Dla mnie symbolem jego prezydentury wcale nie są jego niekończące się kłamstwa, szalone wpisy na Twitterze czy promowanie najgłupszych teorii spiskowych. Jest nią scena uwieczniona w książce „Strach” żywej legendy amerykańskiego dziennikarstwa Boba Woodwarda (tego samego, który z Carlem Bernsteinem opisywał aferę Watergate).
Pewnego dnia Trump zarządził wycofanie amerykańskich żołnierzy z baz w Korei Południowej, bo za dużo to Stany Zjednoczone kosztuje, a Seul za mało się do tego dokłada. Na nic były uwagi jego doradców i wojskowych, że to koszt, który się opłaca, bo bazy dostarczają bezcennej wiedzy wywiadowczej i są systemem wczesnego ostrzegania przed ewentualnym atakiem jądrowym reżimu w Pjongjangu. Do exodusu Amerykanów z Półwyspu Koreańskiego nie doszło, ponieważ, jak wspominali współpracownicy Trumpa, zabierali mu dokumenty z biurka, żeby sobie o sprawie nie przypomniał. Podobnie było z wycofaniem wojsk z Afganistanu. Te decyzje – jeśli nie zostałyby powstrzymane – bez wątpienia zdestabilizowałyby światowy układ sił i były zagrożeniem dla bezpieczeństwa nie tylko USA, ale i Polski.
Wybór Joe Bidena to powrót elementarnej przewidywalności Ameryki na arenie międzynarodowej. To polityk, który rozumie znaczenie USA dla międzynarodowej układanki. Rozumie znaczenie sojuszy, które podważał Trump. Rozumie znaczenie NATO, w które nie wierzył jego poprzednik. Powrót USA na utarte ścieżki w polityce międzynarodowej, odbudowa zaufania z Niemcami i Francją, z którą skłócił się Trump to dobra wiadomość tak dla Europy, jak i dla naszego kraju. Silne NATO to bezpieczna Polska. Na nasze szczęście Biden sojusz atlantycki wierzy i chce go wzmacniać. Na nasze szczęście Biden to nie rozkapryszony dzieciak, który się obraża i zabiera swoje zabawki, kiedy inni nie grają według jego szalonych zasad.

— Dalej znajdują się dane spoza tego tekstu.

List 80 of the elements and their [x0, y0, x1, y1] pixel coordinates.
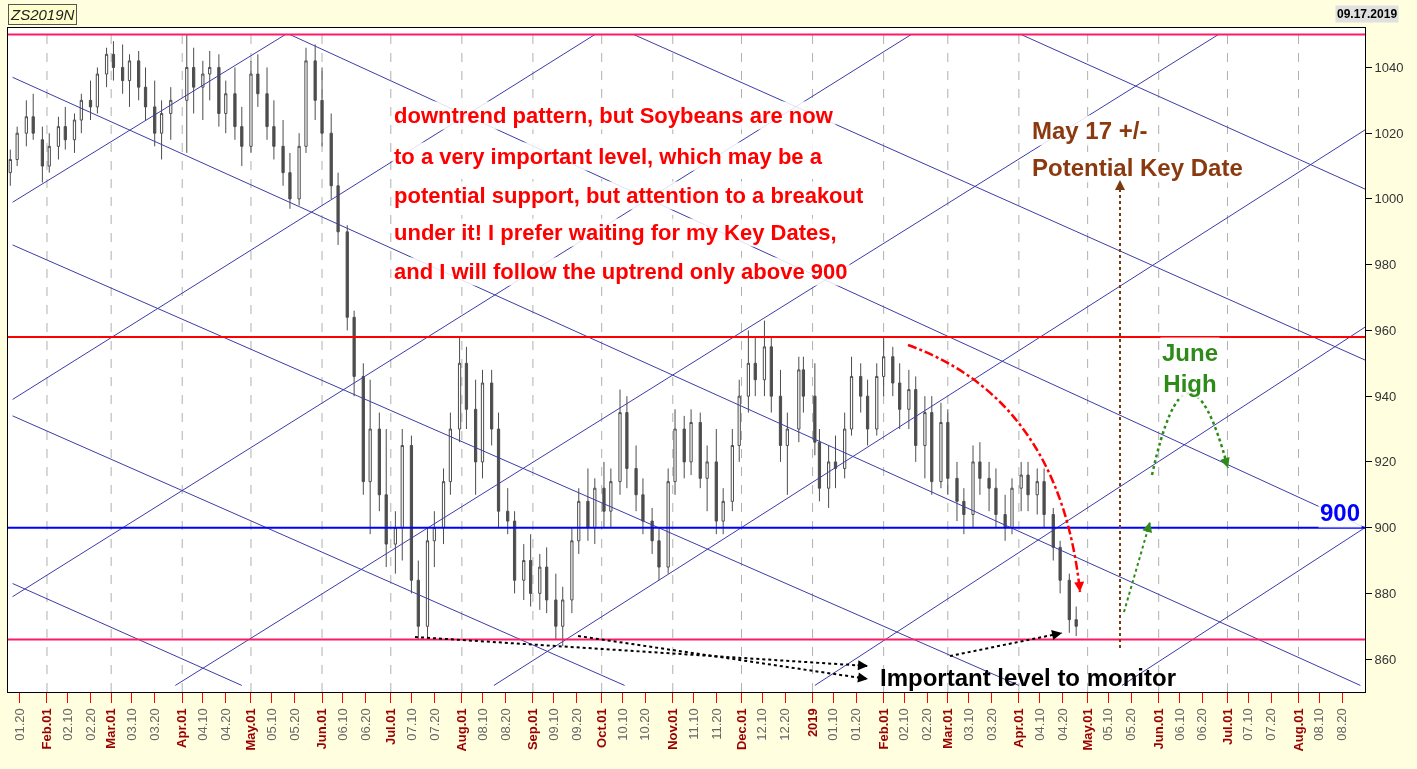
x-tick-label: 11.10	[685, 708, 701, 740]
x-tick-label: May.01	[1079, 708, 1095, 751]
x-tick-label: 2019	[804, 708, 820, 738]
x-tick-label: 10.20	[637, 708, 653, 741]
x-tick-label: Apr.01	[1011, 708, 1027, 748]
x-tick-label: 05.20	[286, 708, 302, 741]
x-tick-label: Dec.01	[733, 708, 749, 751]
x-tick-label: 04.10	[195, 708, 211, 741]
x-tick-label: 07.10	[1240, 708, 1256, 741]
y-tick-label: 860	[1374, 651, 1397, 667]
x-tick-label: Jun.01	[314, 708, 330, 750]
x-tick-label: 02.20	[82, 708, 98, 741]
annotation: May 17 +/-	[1032, 117, 1148, 144]
x-tick-label: 06.10	[334, 708, 350, 741]
x-tick-label: 05.20	[1123, 708, 1139, 741]
x-tick-label: 02.20	[919, 708, 935, 741]
y-tick-label: 880	[1374, 585, 1397, 601]
x-tick-label: 07.10	[403, 708, 419, 741]
x-tick-label: Apr.01	[174, 708, 190, 748]
annotation: under it! I prefer waiting for my Key Dates,	[394, 220, 837, 245]
x-tick-label: 11.20	[708, 708, 724, 740]
ref-line-label: 900	[1320, 499, 1361, 526]
y-tick-label: 980	[1374, 257, 1397, 273]
text: 09.17.2019	[1337, 7, 1398, 21]
y-tick-label: 1040	[1374, 60, 1404, 75]
annotation: and I will follow the uptrend only above 900	[394, 259, 848, 284]
y-tick-label: 900	[1374, 520, 1397, 536]
x-tick-label: Nov.01	[664, 708, 680, 750]
y-tick-label: 1000	[1374, 191, 1404, 207]
x-tick-label: 01.20	[11, 708, 27, 741]
annotation: Potential Key Date	[1032, 154, 1243, 181]
x-tick-label: 12.20	[777, 708, 793, 741]
x-tick-label: 10.10	[614, 708, 630, 741]
x-tick-label: 03.10	[124, 708, 140, 741]
x-tick-label: May.01	[243, 708, 259, 751]
x-tick-label: 08.10	[474, 708, 490, 741]
x-tick-label: 04.20	[217, 708, 233, 741]
annotation: to a very important level, which may be a	[394, 144, 823, 169]
x-tick-label: 03.20	[146, 708, 162, 741]
x-tick-label: 01.20	[848, 708, 864, 741]
x-tick-label: Mar.01	[103, 708, 119, 749]
x-tick-label: 08.20	[1334, 708, 1350, 741]
chart-title: ZS2019N	[10, 6, 75, 23]
x-tick-label: Jul.01	[1219, 708, 1235, 746]
x-tick-label: 07.20	[426, 708, 442, 741]
x-tick-label: 06.20	[1194, 708, 1210, 741]
x-tick-label: 03.10	[960, 708, 976, 741]
y-tick-label: 940	[1374, 388, 1397, 404]
x-tick-label: 02.10	[59, 708, 75, 741]
annotation: June High	[1162, 339, 1219, 398]
x-tick-label: 06.10	[1171, 708, 1187, 741]
x-tick-label: Jul.01	[383, 708, 399, 746]
x-tick-label: 09.10	[545, 708, 561, 741]
x-tick-label: Aug.01	[454, 708, 470, 752]
x-tick-label: 04.20	[1054, 708, 1070, 741]
x-tick-label: 01.10	[825, 708, 841, 741]
x-tick-label: 12.10	[754, 708, 770, 741]
x-tick-label: Mar.01	[940, 708, 956, 749]
x-tick-label: Sep.01	[525, 708, 541, 751]
y-tick-label: 960	[1374, 322, 1397, 338]
x-tick-label: 07.20	[1263, 708, 1279, 741]
x-tick-label: 03.20	[983, 708, 999, 741]
x-tick-label: 05.10	[263, 708, 279, 741]
x-tick-label: 09.20	[568, 708, 584, 741]
annotation: downtrend pattern, but Soybeans are now	[394, 103, 834, 128]
x-tick-label: 05.10	[1100, 708, 1116, 741]
x-tick-label: Feb.01	[39, 708, 55, 750]
y-tick-label: 1020	[1374, 125, 1404, 141]
x-tick-label: Aug.01	[1290, 708, 1306, 752]
annotation: Important level to monitor	[880, 664, 1177, 691]
x-tick-label: 02.10	[896, 708, 912, 741]
annotation: potential support, but attention to a breakout	[394, 183, 864, 208]
x-tick-label: Oct.01	[593, 708, 609, 748]
x-tick-label: Feb.01	[875, 708, 891, 750]
x-tick-label: 04.10	[1031, 708, 1047, 741]
x-tick-label: 06.20	[357, 708, 373, 741]
x-tick-label: Jun.01	[1150, 708, 1166, 750]
x-tick-label: 08.20	[497, 708, 513, 741]
x-tick-label: 08.10	[1311, 708, 1327, 741]
y-tick-label: 920	[1374, 454, 1397, 470]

Wbrew zaklęciom części naszej zakochanej w Trumpie prawicy nie jest to też uległy wobec Putina polityk, który przy najbliższej okazji sprzeda nas Kremlowi w zamian za miraże resetu w relacjach Waszyngtonu i Moskwy. Owszem, w 2008 r. uczestniczył w próbach normalizacji relacji z Moskwą, ale i on, i Demokraci dawno pozbyli się co do Putina złudzeń. To w czasach administracji Obamy, w której Biden był wiceprezydentem, Stany Zjednoczone zdecydowały o wysłaniu do Polski swoich wojsk w reakcji na wojnę wypowiedzianą przez Rosję Ukrainie. I w przeciwieństwie do Trumpa tandem Obama-Biden nie żądał za to zapłaty. Tamta administracja uważała, że tak po prostu należy postąpić, by odepchnąć Rosję od granic NATO i wesprzeć swoich europejskich sojuszników, w tym właśnie Polskę.
Jednym słowem, po czterech latach chaosu i zniszczenia, które siał Trump, wybór Bidena to dobra wiadomość dla Zachodu. To dobra wiadomość dla Polski.